Monday, December 24, 2012

Christmas Eve Musings Before a Nap


I would love to be able to write an inspiring message for the holiday season.  I don’t know if I even have it in me.  I am not a holiday person.  I am actually one of those “blue” people who find the holidays to be overwhelming and only serve to remind me of difficult Christmases past. 
It hasn’t always been that way.  I used to be the one who loved to string popcorn and cranberries for the tree and set up the crèche in a prominent spot.  I loved to sing Christmas carols at the top of my lungs, albeit slightly off key.  Then things happened.  Choices were made.  Some out of my control, some just seemed to be the least of all the evils.  And I stopped believing. 
Somewhere along the line I stopped believing that there is a God out there who takes a personal interest in my activities.  Oddly, it happened around the same time that I stopped doing the things that I would rather not have God witness.  It’s not that I don’t believe in God.  I just got tired of everyone claiming to have his ear, or his righteousness, or that God was on “our” side or that God has a reason for everything and it is not our job to question.  I prefer to believe that if there is any divinity it exists within each of us and most of us are able to touch it now and then and be better for it.  It is that piece of divinity that connects us to each other. 
I guess I see that when everyone has tried to define who or what they think God is, it has ended up separating us even more.  I don’t think God is definable.  I don’t think God is a he, a she, or an it.   I think as long as we continue to try to define God we are in danger of making God in our own image and forgetting that there is that piece that we can’t define that connects us rather than that definition we have created that separates us. 
Christmas has become another way to separate us.  It brings together like-minded people who celebrate together within their agreed upon definition.  Some folks argue every year that there is a war on Christmas, or that we need to put the Christ back in Christmas, and whenever I hear that I feel that those people don’t want me to be a part of their celebrations so I back away and I feel separated.   I wish there was a holiday that everyone could celebrate that would bring us all together in peace and harmony, no matter our beliefs, no matter what we believed our relationship is to that we call God.
These past few weeks have only reinforced that sense of separation I feel exists in the world.  There are people who are afraid of mentally ill people with guns who want more people to have more guns.  I don’t know anymore.  There are already so many guns out there that I don’t know if there is an answer.  I also know that people on both sides strongly believe that God is with them.  I think some people may have gotten the Ten Commandments and the Constitution and all its amendments confused.  At times they seem to contradict each other.  I just don’t know.  What I know is that I don’t want any more babies to die and I don’t want children growing up in a world where everyone they know is wearing a gun because there are other people with guns who are dangerous.  How do we know who is dangerous at this point? 

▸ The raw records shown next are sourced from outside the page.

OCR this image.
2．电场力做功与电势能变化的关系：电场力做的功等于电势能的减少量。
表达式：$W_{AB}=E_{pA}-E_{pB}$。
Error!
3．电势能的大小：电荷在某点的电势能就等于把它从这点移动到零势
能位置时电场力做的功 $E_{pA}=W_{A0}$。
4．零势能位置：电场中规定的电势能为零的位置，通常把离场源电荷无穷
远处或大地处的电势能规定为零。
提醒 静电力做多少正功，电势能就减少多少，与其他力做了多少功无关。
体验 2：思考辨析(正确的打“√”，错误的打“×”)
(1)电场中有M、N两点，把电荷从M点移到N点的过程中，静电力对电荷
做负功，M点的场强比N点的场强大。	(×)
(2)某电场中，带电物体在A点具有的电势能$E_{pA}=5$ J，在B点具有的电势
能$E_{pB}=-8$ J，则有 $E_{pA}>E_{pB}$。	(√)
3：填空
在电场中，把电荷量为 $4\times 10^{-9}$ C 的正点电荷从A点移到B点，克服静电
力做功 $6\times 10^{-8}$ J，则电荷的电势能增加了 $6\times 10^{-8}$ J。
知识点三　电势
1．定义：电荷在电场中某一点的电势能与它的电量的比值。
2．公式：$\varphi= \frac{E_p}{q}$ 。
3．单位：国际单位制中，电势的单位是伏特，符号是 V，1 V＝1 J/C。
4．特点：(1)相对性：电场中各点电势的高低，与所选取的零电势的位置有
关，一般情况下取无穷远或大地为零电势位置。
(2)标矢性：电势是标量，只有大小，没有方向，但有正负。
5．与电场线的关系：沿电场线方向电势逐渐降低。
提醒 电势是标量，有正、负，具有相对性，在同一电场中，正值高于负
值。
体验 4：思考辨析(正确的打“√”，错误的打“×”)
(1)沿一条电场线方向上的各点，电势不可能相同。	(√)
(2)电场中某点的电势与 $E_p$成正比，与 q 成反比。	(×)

I also know that I am dealing with vicarious trauma.  I hear stories every day of awful things that people do to people that they claim to love.  It’s not necessarily the strangers with the guns who scare me.  As I well know, it could be the person sitting across the table from you at breakfast that could be the one who decides that your presence is an inconvenience, an annoyance, or that the coffee just wasn’t the right temperature. 
Yes, I am not the person who decorates three or more trees, throws a party, wears that Santa hat for the month of December, and makes bags of reindeer food.  There have been people who felt they had to lure me into their Christmas cheer, but, as much as I dearly love and miss those people, it didn’t really didn’t do anything but reinforce my sense that there of more us who would prefer to drink our nog alone than with others because that much jolly is best taken in small doses.  I always say I have about four hours of holiday cheer and I save that for my grandchildren.  Any more than that would just be me faking it and that would be cruel for all of us.
I will, however, look out the window tomorrow and hope to see snow.  I will look up at the sky tonight and think about all those children who are looking at the same sky in hopes of seeing the red flashing nose of a reindeer and I will think about those children who are not.  I will miss my grandchildren but also be grateful that they had the opportunity to go to Disney this year leaving me to spend the week with the granddogs who probably have more of the Divine in them than most people.    As much as I would like to believe that this is the holiday of peace and love, things will continue pretty much the same.  I may pray, but that is only to change me, not to change the mind or gain the favor of an entity.  I pray in order to have inner peace because that may be the only place I will be able to find it.